Tice argues no data shows that ESG drives “relative value,” nor “the availability or cost of capital for different sectors and issuing companies.” ESG proceeds in a socially pressuring manner while also promising to create value for investors. The latter is not true. Markets readily ignore ESG-driven pronouncements. This is incredible, Tice says, given the size and scope of the PRI’s global membership. Tice concludes that “empirical evidence has shown little correlation between ESG factors, corporate performance, and investment returns.” Energy debt and equity prices remain aloof, despite years of ESG’s hectoring them and investors about their environmental crimes.

Tice stresses, however, that even though ESG can’t cash the checks it writes, the movement itself may become more dangerous as it enters a new stage: state enforcement. One method for state action is “greenwashing” investigations. ESG portfolios underperform conventional portfolios, as they underweight or eschew “bad” and “dirty” industries and companies. The inevitable temptation is greenwashing by investment firms who label funds as compliant with ESG factors, but are conventional non-ESG funds that have been falsely labelled to signal appropriate virtue. What counts, then, as an ESG fund? Tice notes the inevitable investigations and enforcement actions against investment firms for the crime of greenwashing under European governments. Similar suits and government enforcement efforts will happen in America, led by the SEC.

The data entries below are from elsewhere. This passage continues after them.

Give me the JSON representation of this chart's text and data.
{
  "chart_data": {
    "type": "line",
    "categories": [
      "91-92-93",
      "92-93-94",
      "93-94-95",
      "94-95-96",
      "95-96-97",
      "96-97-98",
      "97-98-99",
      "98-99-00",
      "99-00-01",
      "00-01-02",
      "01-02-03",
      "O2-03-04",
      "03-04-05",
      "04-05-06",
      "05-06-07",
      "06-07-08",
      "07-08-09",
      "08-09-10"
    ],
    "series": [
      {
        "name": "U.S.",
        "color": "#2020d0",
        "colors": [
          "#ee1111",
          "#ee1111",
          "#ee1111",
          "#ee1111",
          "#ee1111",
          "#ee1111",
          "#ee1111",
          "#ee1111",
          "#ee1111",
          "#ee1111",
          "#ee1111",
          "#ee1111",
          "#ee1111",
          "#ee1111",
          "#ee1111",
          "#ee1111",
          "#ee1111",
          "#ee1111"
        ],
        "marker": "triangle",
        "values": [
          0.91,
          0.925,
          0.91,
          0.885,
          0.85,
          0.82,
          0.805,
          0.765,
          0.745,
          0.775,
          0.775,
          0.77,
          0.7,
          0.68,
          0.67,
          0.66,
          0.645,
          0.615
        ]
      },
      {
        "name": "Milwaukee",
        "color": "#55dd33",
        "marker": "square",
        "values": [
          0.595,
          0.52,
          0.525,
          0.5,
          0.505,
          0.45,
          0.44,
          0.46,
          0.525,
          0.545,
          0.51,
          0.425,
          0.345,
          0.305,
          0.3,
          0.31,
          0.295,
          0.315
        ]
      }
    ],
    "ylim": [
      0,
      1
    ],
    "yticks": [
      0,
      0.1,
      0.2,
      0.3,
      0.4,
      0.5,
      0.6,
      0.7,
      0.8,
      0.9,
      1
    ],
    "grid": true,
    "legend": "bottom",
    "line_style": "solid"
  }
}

The list of federal agencies proposing or implementing rules within the ESG wheelhouse is large: the Department of Labor, the SEC, Federal Acquisition Regulatory Council, the Federal Reserve, and Office of the Comptroller of the Currency. This is surely an expanding list. The only solution against what is becoming a frontal assault on capital markets and shareholder corporate form, Tice argues, is to fight back.

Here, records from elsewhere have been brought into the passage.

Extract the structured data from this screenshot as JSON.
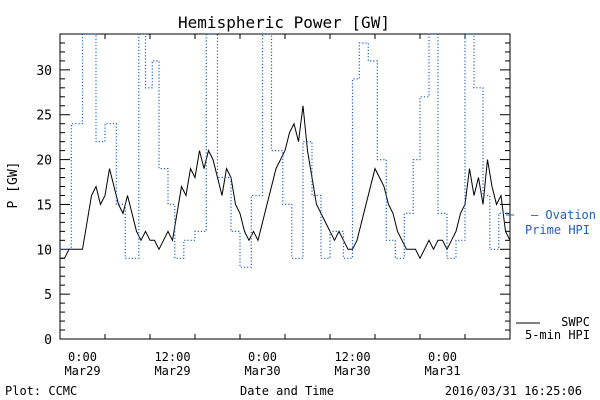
{
  "chart_data": {
    "type": "line",
    "title": "Hemispheric Power [GW]",
    "ylabel": "P [GW]",
    "xlabel": "Date and Time",
    "ylim": [
      0,
      34
    ],
    "xlim": [
      -7,
      13
    ],
    "x_unit": "hours relative to 00:00 Mar30 (scaled to 8-hour ticks)",
    "yticks": [
      "0",
      "5",
      "10",
      "15",
      "20",
      "25",
      "30"
    ],
    "xticks": [
      {
        "top": "0:00",
        "bottom": "Mar29"
      },
      {
        "top": "12:00",
        "bottom": "Mar29"
      },
      {
        "top": "0:00",
        "bottom": "Mar30"
      },
      {
        "top": "12:00",
        "bottom": "Mar30"
      },
      {
        "top": "0:00",
        "bottom": "Mar31"
      },
      {
        "top": "12:00",
        "bottom": "Mar31"
      }
    ],
    "grid": false,
    "legend_placement": "right",
    "series": [
      {
        "name": "SWPC 5-min HPI",
        "legend_lines": [
          "SWPC",
          "5-min HPI"
        ],
        "color": "#000000",
        "style": "solid",
        "points": [
          [
            -7.0,
            9
          ],
          [
            -6.8,
            9
          ],
          [
            -6.6,
            10
          ],
          [
            -6.4,
            10
          ],
          [
            -6.0,
            10
          ],
          [
            -5.8,
            13
          ],
          [
            -5.6,
            16
          ],
          [
            -5.4,
            17
          ],
          [
            -5.2,
            15
          ],
          [
            -5.0,
            16
          ],
          [
            -4.8,
            19
          ],
          [
            -4.6,
            17
          ],
          [
            -4.4,
            15
          ],
          [
            -4.2,
            14
          ],
          [
            -4.0,
            16
          ],
          [
            -3.8,
            14
          ],
          [
            -3.6,
            12
          ],
          [
            -3.4,
            11
          ],
          [
            -3.2,
            12
          ],
          [
            -3.0,
            11
          ],
          [
            -2.8,
            11
          ],
          [
            -2.6,
            10
          ],
          [
            -2.4,
            11
          ],
          [
            -2.2,
            12
          ],
          [
            -2.0,
            11
          ],
          [
            -1.8,
            14
          ],
          [
            -1.6,
            17
          ],
          [
            -1.4,
            16
          ],
          [
            -1.2,
            19
          ],
          [
            -1.0,
            18
          ],
          [
            -0.8,
            21
          ],
          [
            -0.6,
            19
          ],
          [
            -0.4,
            21
          ],
          [
            -0.2,
            20
          ],
          [
            0.0,
            18
          ],
          [
            0.2,
            16
          ],
          [
            0.4,
            19
          ],
          [
            0.6,
            18
          ],
          [
            0.8,
            15
          ],
          [
            1.0,
            14
          ],
          [
            1.2,
            12
          ],
          [
            1.4,
            11
          ],
          [
            1.6,
            12
          ],
          [
            1.8,
            11
          ],
          [
            2.0,
            13
          ],
          [
            2.2,
            15
          ],
          [
            2.4,
            17
          ],
          [
            2.6,
            19
          ],
          [
            2.8,
            20
          ],
          [
            3.0,
            21
          ],
          [
            3.2,
            23
          ],
          [
            3.4,
            24
          ],
          [
            3.6,
            22
          ],
          [
            3.8,
            26
          ],
          [
            4.0,
            21
          ],
          [
            4.2,
            18
          ],
          [
            4.4,
            15
          ],
          [
            4.6,
            14
          ],
          [
            4.8,
            13
          ],
          [
            5.0,
            12
          ],
          [
            5.2,
            11
          ],
          [
            5.4,
            12
          ],
          [
            5.6,
            11
          ],
          [
            5.8,
            10
          ],
          [
            6.0,
            10
          ],
          [
            6.2,
            11
          ],
          [
            6.4,
            13
          ],
          [
            6.6,
            15
          ],
          [
            6.8,
            17
          ],
          [
            7.0,
            19
          ],
          [
            7.2,
            18
          ],
          [
            7.4,
            17
          ],
          [
            7.6,
            15
          ],
          [
            7.8,
            14
          ],
          [
            8.0,
            12
          ],
          [
            8.2,
            11
          ],
          [
            8.4,
            10
          ],
          [
            8.6,
            10
          ],
          [
            8.8,
            10
          ],
          [
            9.0,
            9
          ],
          [
            9.2,
            10
          ],
          [
            9.4,
            11
          ],
          [
            9.6,
            10
          ],
          [
            9.8,
            11
          ],
          [
            10.0,
            11
          ],
          [
            10.2,
            10
          ],
          [
            10.4,
            11
          ],
          [
            10.6,
            12
          ],
          [
            10.8,
            14
          ],
          [
            11.0,
            15
          ],
          [
            11.2,
            19
          ],
          [
            11.4,
            16
          ],
          [
            11.6,
            18
          ],
          [
            11.8,
            15
          ],
          [
            12.0,
            20
          ],
          [
            12.2,
            17
          ],
          [
            12.4,
            15
          ],
          [
            12.6,
            16
          ],
          [
            12.8,
            12
          ],
          [
            13.0,
            11
          ]
        ]
      },
      {
        "name": "Ovation Prime HPI",
        "legend_lines": [
          "Ovation",
          "Prime HPI"
        ],
        "color": "#1f5fbf",
        "style": "dotted",
        "points": [
          [
            -7.0,
            10
          ],
          [
            -6.5,
            10
          ],
          [
            -6.5,
            24
          ],
          [
            -6.0,
            24
          ],
          [
            -6.0,
            34
          ],
          [
            -5.4,
            34
          ],
          [
            -5.4,
            22
          ],
          [
            -5.0,
            22
          ],
          [
            -5.0,
            24
          ],
          [
            -4.5,
            24
          ],
          [
            -4.5,
            15
          ],
          [
            -4.1,
            15
          ],
          [
            -4.1,
            9
          ],
          [
            -3.5,
            9
          ],
          [
            -3.5,
            34
          ],
          [
            -3.2,
            34
          ],
          [
            -3.2,
            28
          ],
          [
            -2.9,
            28
          ],
          [
            -2.9,
            31
          ],
          [
            -2.6,
            31
          ],
          [
            -2.6,
            19
          ],
          [
            -2.2,
            19
          ],
          [
            -2.2,
            15
          ],
          [
            -1.9,
            15
          ],
          [
            -1.9,
            9
          ],
          [
            -1.5,
            9
          ],
          [
            -1.5,
            11
          ],
          [
            -1.0,
            11
          ],
          [
            -1.0,
            12
          ],
          [
            -0.5,
            12
          ],
          [
            -0.5,
            34
          ],
          [
            0.0,
            34
          ],
          [
            0.0,
            18
          ],
          [
            0.6,
            18
          ],
          [
            0.6,
            12
          ],
          [
            1.0,
            12
          ],
          [
            1.0,
            8
          ],
          [
            1.5,
            8
          ],
          [
            1.5,
            16
          ],
          [
            2.0,
            16
          ],
          [
            2.0,
            34
          ],
          [
            2.4,
            34
          ],
          [
            2.4,
            21
          ],
          [
            2.9,
            21
          ],
          [
            2.9,
            15
          ],
          [
            3.3,
            15
          ],
          [
            3.3,
            9
          ],
          [
            3.8,
            9
          ],
          [
            3.8,
            22
          ],
          [
            4.2,
            22
          ],
          [
            4.2,
            16
          ],
          [
            4.6,
            16
          ],
          [
            4.6,
            9
          ],
          [
            5.0,
            9
          ],
          [
            5.0,
            12
          ],
          [
            5.6,
            12
          ],
          [
            5.6,
            9
          ],
          [
            6.0,
            9
          ],
          [
            6.0,
            29
          ],
          [
            6.3,
            29
          ],
          [
            6.3,
            33
          ],
          [
            6.7,
            33
          ],
          [
            6.7,
            31
          ],
          [
            7.1,
            31
          ],
          [
            7.1,
            20
          ],
          [
            7.5,
            20
          ],
          [
            7.5,
            11
          ],
          [
            7.9,
            11
          ],
          [
            7.9,
            9
          ],
          [
            8.3,
            9
          ],
          [
            8.3,
            14
          ],
          [
            8.7,
            14
          ],
          [
            8.7,
            20
          ],
          [
            9.0,
            20
          ],
          [
            9.0,
            27
          ],
          [
            9.4,
            27
          ],
          [
            9.4,
            34
          ],
          [
            9.8,
            34
          ],
          [
            9.8,
            14
          ],
          [
            10.2,
            14
          ],
          [
            10.2,
            9
          ],
          [
            10.6,
            9
          ],
          [
            10.6,
            11
          ],
          [
            11.0,
            11
          ],
          [
            11.0,
            34
          ],
          [
            11.4,
            34
          ],
          [
            11.4,
            28
          ],
          [
            11.8,
            28
          ],
          [
            11.8,
            16
          ],
          [
            12.1,
            16
          ],
          [
            12.1,
            10
          ],
          [
            12.5,
            10
          ],
          [
            12.5,
            14
          ],
          [
            13.0,
            14
          ]
        ]
      }
    ]
  },
  "footer": {
    "left": "Plot: CCMC",
    "center": "Date and Time",
    "right": "2016/03/31 16:25:06"
  },
  "legend": {
    "ovation_line1": "— Ovation",
    "ovation_line2": "Prime HPI",
    "swpc_line1": "SWPC",
    "swpc_line2": "5-min HPI"
  }
}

On one level, Tice observes, climate change is the symbol of every effort for ESG interventions. Those who would defend a classical liberal order must take it squarely on, noting that markets themselves can better price this risk without ESG. Moreover, Tice himself is incredibly skeptical that doomsday is coming, and he measures his case against the allegedly accurate UN statistics that the earth is warming, and the oceans are rising, hence the need for ESG intervention on a global scale. Tice also notes that antitrust suits should be pursued by targeted companies against the non-profits and NGOs who have colluded and organized boycotts against them. The path for an aggressive counterstrategy lies open under current antitrust law, a fact acknowledged by ESG proponents who try to legislatively exempt their collusion efforts from these suits.




Ultimately, the ESG movement is the latest in a dark legacy of attempts to subvert corporate America from within. Somehow, business leaders keep embracing the ideas of people who hate them. The true ESG goal remains to raise the cost of capital or choke it completely for the unclean sinners in the current economy. Many say the ESG tide appears to be receding as its goals prove unworkable. Tice’s book demonstrates the opposite. ESG now finds favor in progressive governments and bureaucracies to enforce its dictates at large on society. We are entering a new, more pronounced phase of its power. Prepare accordingly.